O yıllarda henüz Türkiye’yi Ortadoğu’nun bir parçası, hatta
uzantısı olarak görmeye alışmamıştık. Ortadoğu’daki
kaos ve mezhep savaşları,
seyirlik bir durum gibiydi. Henüz daha global
otoriterleşme dalgası başlamamış, tüm
dünyada liberal demokrasi, düşüşe geçmemişti.
Türkiye’yi sadece Türkiye olarak düşünüyorduk. Olana bitene
bakıp, Ahmet iyi, Mehmet kötü gibi yerel aktörler üzerinden tezler
üretiyorduk. Umutlarımız, beklentilerimiz aynı küçük yerel
aktörlerin farklı seçimleri üzerineydi.
Oysa bizim dışımızda bambaşka bir durum gelişiyordu.
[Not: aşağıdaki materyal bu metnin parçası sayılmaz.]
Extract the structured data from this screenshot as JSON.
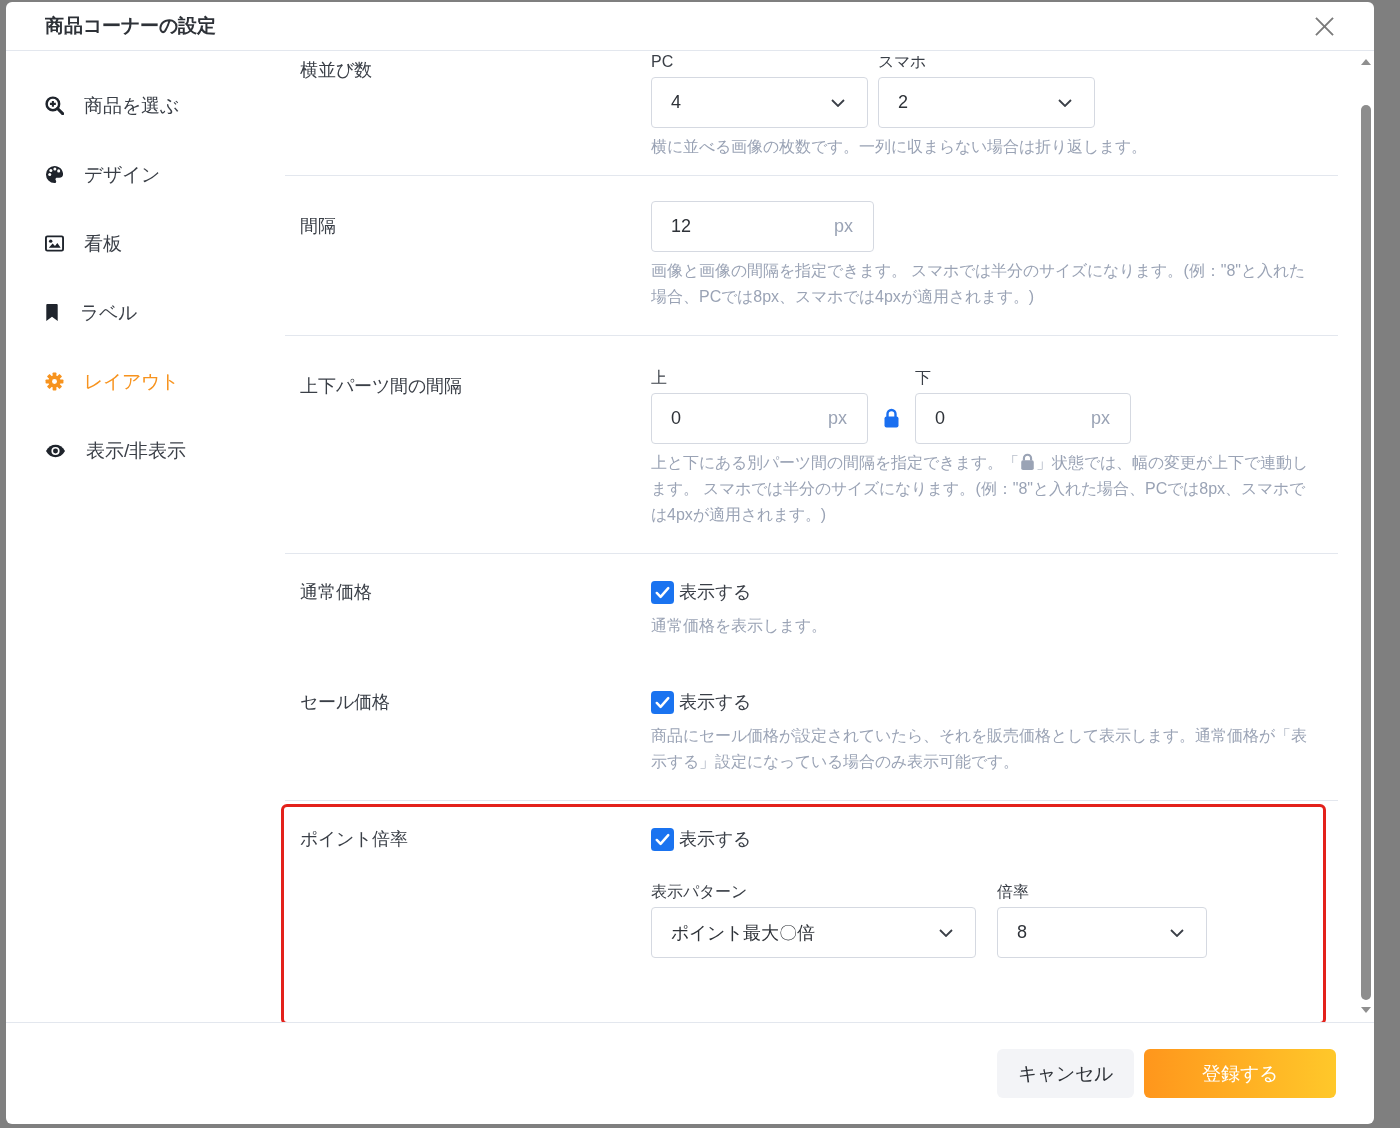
{
  "dialog": {
    "title": "商品コーナーの設定"
  },
  "sidebar": {
    "items": [
      {
        "label": "商品を選ぶ",
        "selected": false
      },
      {
        "label": "デザイン",
        "selected": false
      },
      {
        "label": "看板",
        "selected": false
      },
      {
        "label": "ラベル",
        "selected": false
      },
      {
        "label": "レイアウト",
        "selected": true
      },
      {
        "label": "表示/非表示",
        "selected": false
      }
    ]
  },
  "sections": [
    {
      "highlighted": false,
      "rows": [
        {
          "label": "横並び数",
          "fields": [
            {
              "kind": "select",
              "label": "PC",
              "value": "4"
            },
            {
              "kind": "select",
              "label": "スマホ",
              "value": "2"
            }
          ],
          "help": "横に並べる画像の枚数です。一列に収まらない場合は折り返します。"
        }
      ]
    },
    {
      "highlighted": false,
      "rows": [
        {
          "label": "間隔",
          "fields": [
            {
              "kind": "input",
              "value": "12",
              "unit": "px"
            }
          ],
          "help": "画像と画像の間隔を指定できます。 スマホでは半分のサイズになります。(例：\"8\"と入れた場合、PCでは8px、スマホでは4pxが適用されます。)"
        }
      ]
    },
    {
      "highlighted": false,
      "rows": [
        {
          "label": "上下パーツ間の間隔",
          "locked": true,
          "fields": [
            {
              "kind": "input",
              "label": "上",
              "value": "0",
              "unit": "px"
            },
            {
              "kind": "input",
              "label": "下",
              "value": "0",
              "unit": "px"
            }
          ],
          "help_parts": [
            "上と下にある別パーツ間の間隔を指定できます。「",
            "」状態では、幅の変更が上下で連動します。 スマホでは半分のサイズになります。(例：\"8\"と入れた場合、PCでは8px、スマホでは4pxが適用されます。)"
          ]
        }
      ]
    },
    {
      "highlighted": false,
      "rows": [
        {
          "label": "通常価格",
          "checkbox": {
            "label": "表示する",
            "checked": true
          },
          "help": "通常価格を表示します。"
        },
        {
          "label": "セール価格",
          "checkbox": {
            "label": "表示する",
            "checked": true
          },
          "help": "商品にセール価格が設定されていたら、それを販売価格として表示します。通常価格が「表示する」設定になっている場合のみ表示可能です。"
        }
      ]
    },
    {
      "highlighted": true,
      "rows": [
        {
          "label": "ポイント倍率",
          "checkbox": {
            "label": "表示する",
            "checked": true
          },
          "fields": [
            {
              "kind": "select",
              "label": "表示パターン",
              "value": "ポイント最大〇倍"
            },
            {
              "kind": "select",
              "label": "倍率",
              "value": "8"
            }
          ]
        }
      ]
    }
  ],
  "footer": {
    "buttons": [
      {
        "label": "キャンセル",
        "kind": "secondary"
      },
      {
        "label": "登録する",
        "kind": "primary"
      }
    ]
  }
}
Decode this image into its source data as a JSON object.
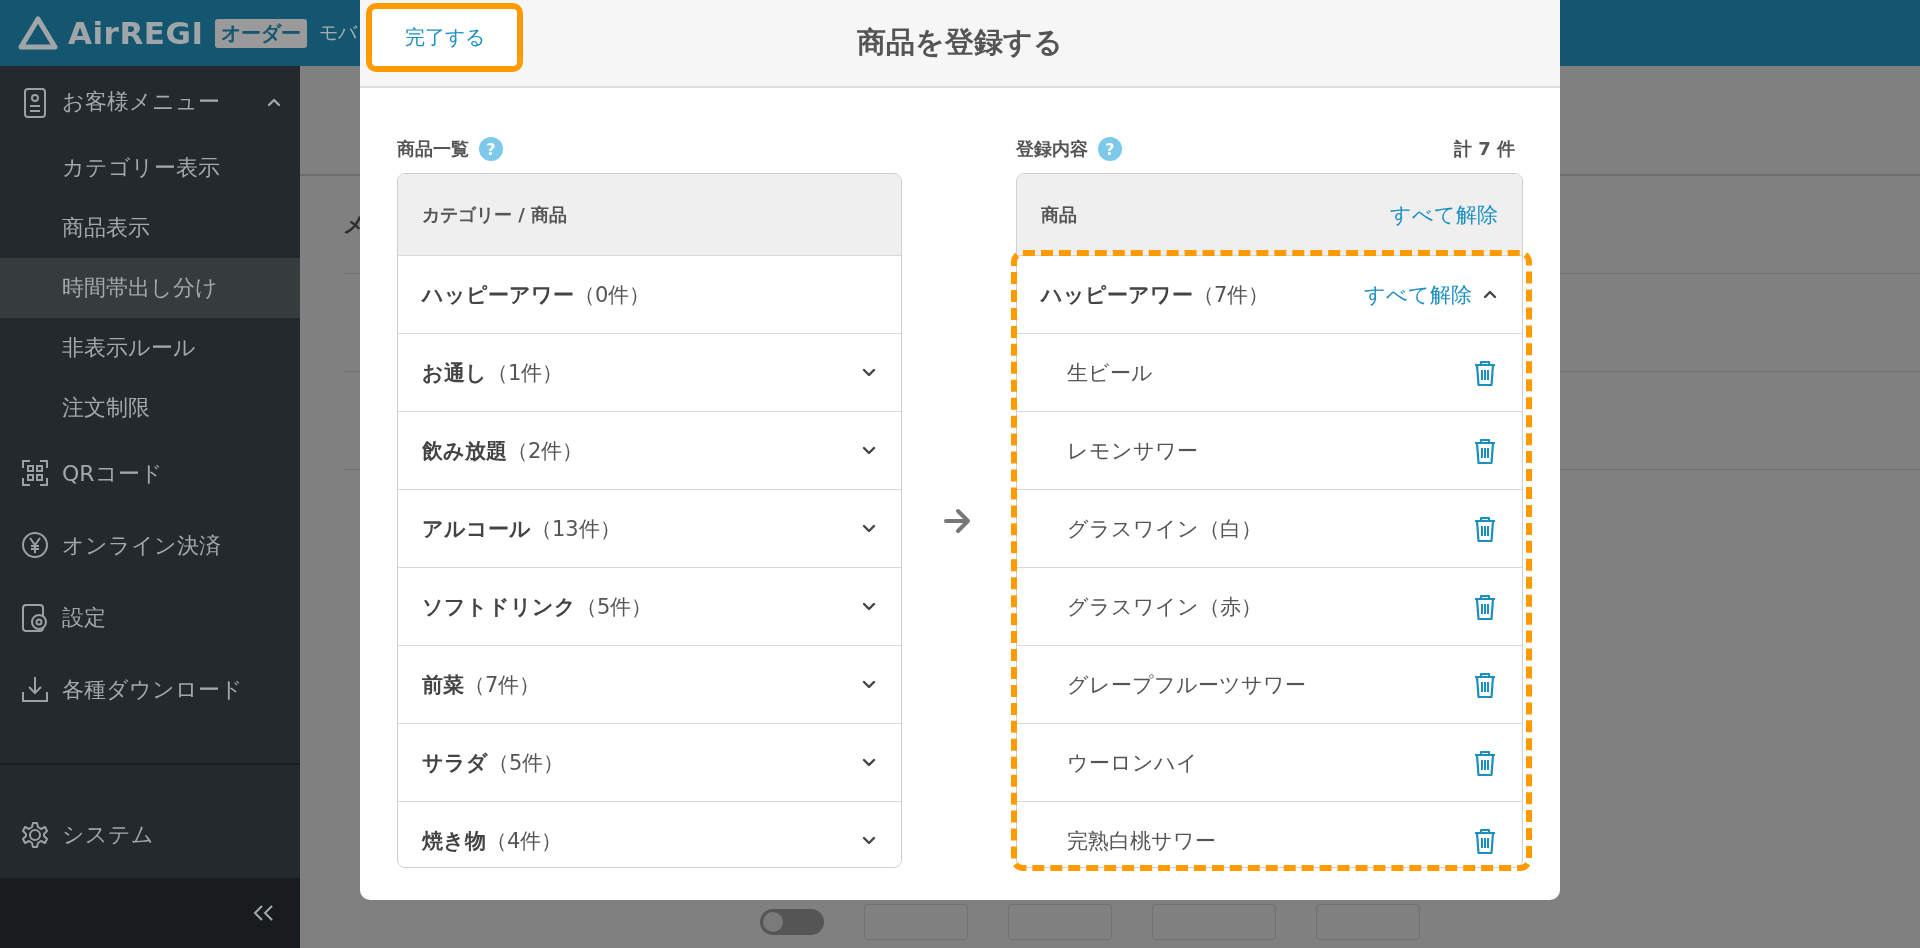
{
  "header": {
    "logo": "AirREGI",
    "badge": "オーダー",
    "title": "モバ"
  },
  "sidebar": {
    "items": [
      {
        "label": "お客様メニュー",
        "expanded": true,
        "children": [
          {
            "label": "カテゴリー表示",
            "selected": false
          },
          {
            "label": "商品表示",
            "selected": false
          },
          {
            "label": "時間帯出し分け",
            "selected": true
          },
          {
            "label": "非表示ルール",
            "selected": false
          },
          {
            "label": "注文制限",
            "selected": false
          }
        ]
      },
      {
        "label": "QRコード"
      },
      {
        "label": "オンライン決済"
      },
      {
        "label": "設定"
      },
      {
        "label": "各種ダウンロード"
      }
    ],
    "system": "システム"
  },
  "page": {
    "rows": [
      "メ"
    ],
    "toggle": {
      "on": false
    }
  },
  "modal": {
    "done_button": {
      "label": "完了する",
      "highlighted": true
    },
    "title": "商品を登録する",
    "left": {
      "label": "商品一覧",
      "help": "?",
      "header": "カテゴリー / 商品",
      "categories": [
        {
          "label": "**ハッピーアワー**（0件）",
          "expandable": false
        },
        {
          "label": "**お通し**（1件）",
          "expandable": true
        },
        {
          "label": "**飲み放題**（2件）",
          "expandable": true
        },
        {
          "label": "**アルコール**（13件）",
          "expandable": true
        },
        {
          "label": "**ソフトドリンク**（5件）",
          "expandable": true
        },
        {
          "label": "**前菜**（7件）",
          "expandable": true
        },
        {
          "label": "**サラダ**（5件）",
          "expandable": true
        },
        {
          "label": "**焼き物**（4件）",
          "expandable": true
        }
      ]
    },
    "right": {
      "label": "登録内容",
      "help": "?",
      "total": "計 7 件",
      "header": "商品",
      "clear_all": "すべて解除",
      "group": {
        "label": "**ハッピーアワー**（7件）",
        "clear_all": "すべて解除",
        "expanded": true,
        "highlighted": true,
        "items": [
          "生ビール",
          "レモンサワー",
          "グラスワイン（白）",
          "グラスワイン（赤）",
          "グレープフルーツサワー",
          "ウーロンハイ",
          "完熟白桃サワー"
        ]
      }
    }
  }
}
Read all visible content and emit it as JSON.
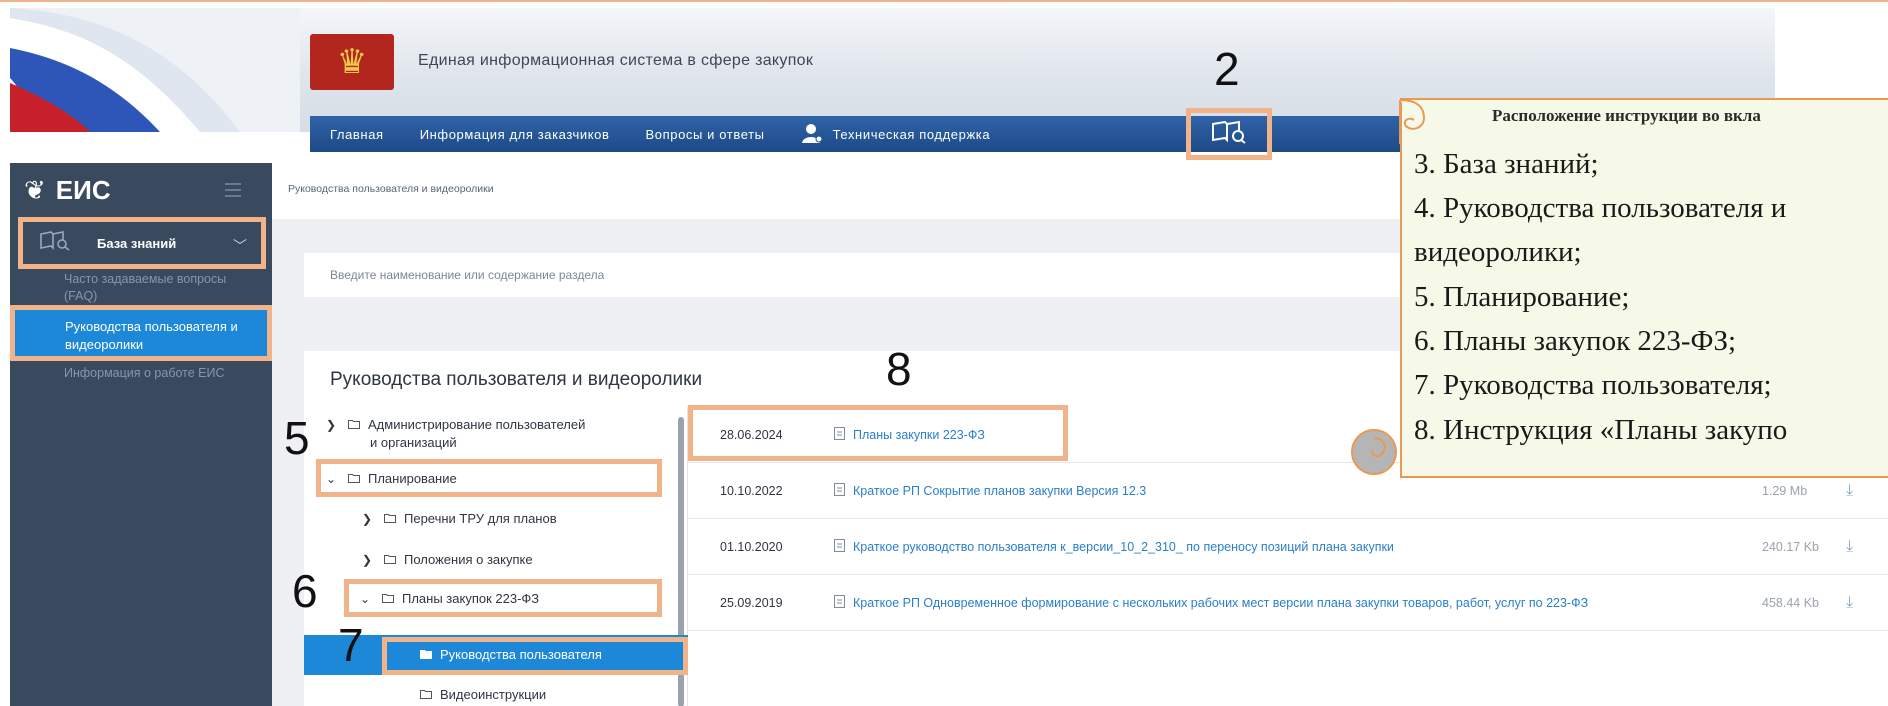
{
  "header": {
    "site_title": "Единая информационная система в сфере закупок",
    "nav": [
      "Главная",
      "Информация для заказчиков",
      "Вопросы и ответы"
    ],
    "support_label": "Техническая поддержка"
  },
  "sidebar": {
    "brand": "ЕИС",
    "knowledge_base": "База знаний",
    "items": [
      "Часто задаваемые вопросы (FAQ)",
      "Руководства пользователя и видеоролики",
      "Информация о работе ЕИС"
    ]
  },
  "main": {
    "breadcrumb": "Руководства пользователя и видеоролики",
    "search_placeholder": "Введите наименование или содержание раздела",
    "panel_title": "Руководства пользователя и видеоролики",
    "tree": [
      "Администрирование пользователей",
      "и организаций",
      "Планирование",
      "Перечни ТРУ для планов",
      "Положения о закупке",
      "Планы закупок 223-ФЗ",
      "Руководства пользователя",
      "Видеоинструкции"
    ],
    "rows": [
      {
        "date": "28.06.2024",
        "title": "Планы закупки 223-ФЗ",
        "size": ""
      },
      {
        "date": "10.10.2022",
        "title": "Краткое РП Сокрытие планов закупки Версия 12.3",
        "size": "1.29 Mb"
      },
      {
        "date": "01.10.2020",
        "title": "Краткое руководство пользователя к_версии_10_2_310_ по переносу позиций плана закупки",
        "size": "240.17 Kb"
      },
      {
        "date": "25.09.2019",
        "title": "Краткое РП Одновременное формирование с нескольких рабочих мест версии плана закупки товаров, работ, услуг по 223-ФЗ",
        "size": "458.44 Kb"
      }
    ]
  },
  "markers": {
    "n2": "2",
    "n5": "5",
    "n6": "6",
    "n7": "7",
    "n8": "8"
  },
  "callout": {
    "heading": "Расположение инструкции во вкла",
    "lines": [
      "3. База знаний;",
      "4. Руководства пользователя и",
      "видеоролики;",
      "5. Планирование;",
      "6. Планы закупок 223-ФЗ;",
      "7. Руководства пользователя;",
      "8. Инструкция «Планы закупо"
    ]
  },
  "colors": {
    "highlight": "#f0b38a",
    "nav_blue": "#2f63a8",
    "active_blue": "#1e88d8",
    "sidebar_bg": "#3a4a5e"
  }
}
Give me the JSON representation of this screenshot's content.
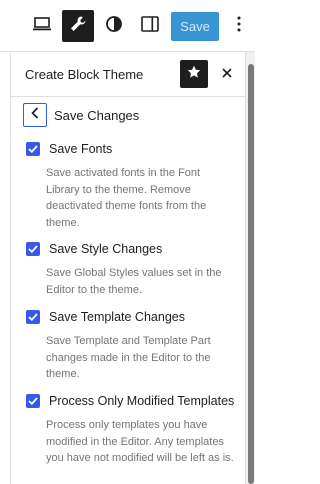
{
  "toolbar": {
    "icons": [
      "desktop-icon",
      "wrench-icon",
      "contrast-icon",
      "sidebar-icon",
      "more-vertical-icon"
    ],
    "active_icon": "wrench-icon",
    "save_label": "Save"
  },
  "panel": {
    "title": "Create Block Theme",
    "back_label": "Save Changes",
    "options": [
      {
        "label": "Save Fonts",
        "checked": true,
        "help": "Save activated fonts in the Font Library to the theme. Remove deactivated theme fonts from the theme."
      },
      {
        "label": "Save Style Changes",
        "checked": true,
        "help": "Save Global Styles values set in the Editor to the theme."
      },
      {
        "label": "Save Template Changes",
        "checked": true,
        "help": "Save Template and Template Part changes made in the Editor to the theme."
      },
      {
        "label": "Process Only Modified Templates",
        "checked": true,
        "help": "Process only templates you have modified in the Editor. Any templates you have not modified will be left as is."
      }
    ]
  },
  "colors": {
    "accent": "#3858e9",
    "save_button": "#3895d3",
    "help_text": "#757575"
  }
}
Türkiye,
son 10 yıl içinde ancak belirgin bir biçimde Suriye iç savaşının
başından bu yana, Ortadoğu denklemine sürüklenmişti. Oradaki
istikrarsızlık, kimlik mücadelesi, vekâlet savaşları, siyasi
akımlar dalga dalga bizi de esir alıyordu. Türkiye sadece bir
Ortadoğu ülkesi olmasa da bir şekilde Ortadoğu’dan
kaçamıyordu.
Ama bizim için yazılan senaryonun dışına
çıkamadık.
Büyük resimde Irak ve Suriye’nin Kuzey komşusu olmamız ve
Avrupa’nın göbeğinde değil en dış çeperinde olmamız, içerideki
gidişatı belirledi. Demirel bunu erken sezmişti. Nasıl ki onun
siyasette aktif olduğu yıllarda Türkiye’de olan biteni
Soğuk Savaş dinamikleri belirledi ise, şimdi
de Arap Baharı sonrası Ortadoğu
kaosu ve dünyadaki demokrasi karşıtı akım, bizi
yiyip yuttu. İçeride ne kadar çırpınsak da bu büyük
tsunaminin altında ezildik.
Demirel’in lafını unutmamış, aklımın bir köşesine yazmıştım
ancak bizdeki yerel siyaset ve Ortadoğu arasındaki ilişki, Irak
sayesinde kafamda netleşti. Zamanında
Saddam dönemi ve Saddam sonra Irak üzerinde
çok çalışmıştım. Irak siyasetini iyi biliyor ve takip ediyordum.
Eskiden Türkiye’deki siyasi akımlar ve Irak’ta yaşananların uzaktan
yakından ilgisi yoktu.
Ancak bir noktadan sonra,
Türkiye’deki kutuplaşma, Irak’ı
andırmayabaşladı. Karşımızda bir
muhafazakâr Sünni partisi, şehirli modern/laik ve Alevilerin
kümeleştiği bir başka parti ve bir Kürt partisi vardı.
Ortadoğu’daki kimlik ayrışmasına sürükleniyorduk. Merkez sağ ve
merkez sol yok olmuştu.
2015 yılı, bunu kırmak, kimlikleri aşmak için bir fırsattı.
İktidardaki Adalet ve Kalkınma Partisi, merkez sağa açılabilirdi,
yapamadı. Merkez sağ ve liberal eğilimleri dışladı. Muhafazakâr
Sünni partisi gibi davranmayı seçti. Keza anamuhalefet partisi,
geniş bir sol ve merkez kimliğe değil daha dar bir laik/modern/
Alevi konsorsiyumuna doğru evrildi. Kürt meselesi ve geniş sağ
sınıfa hitap eden anlamlı bir duruş geliştiremedi.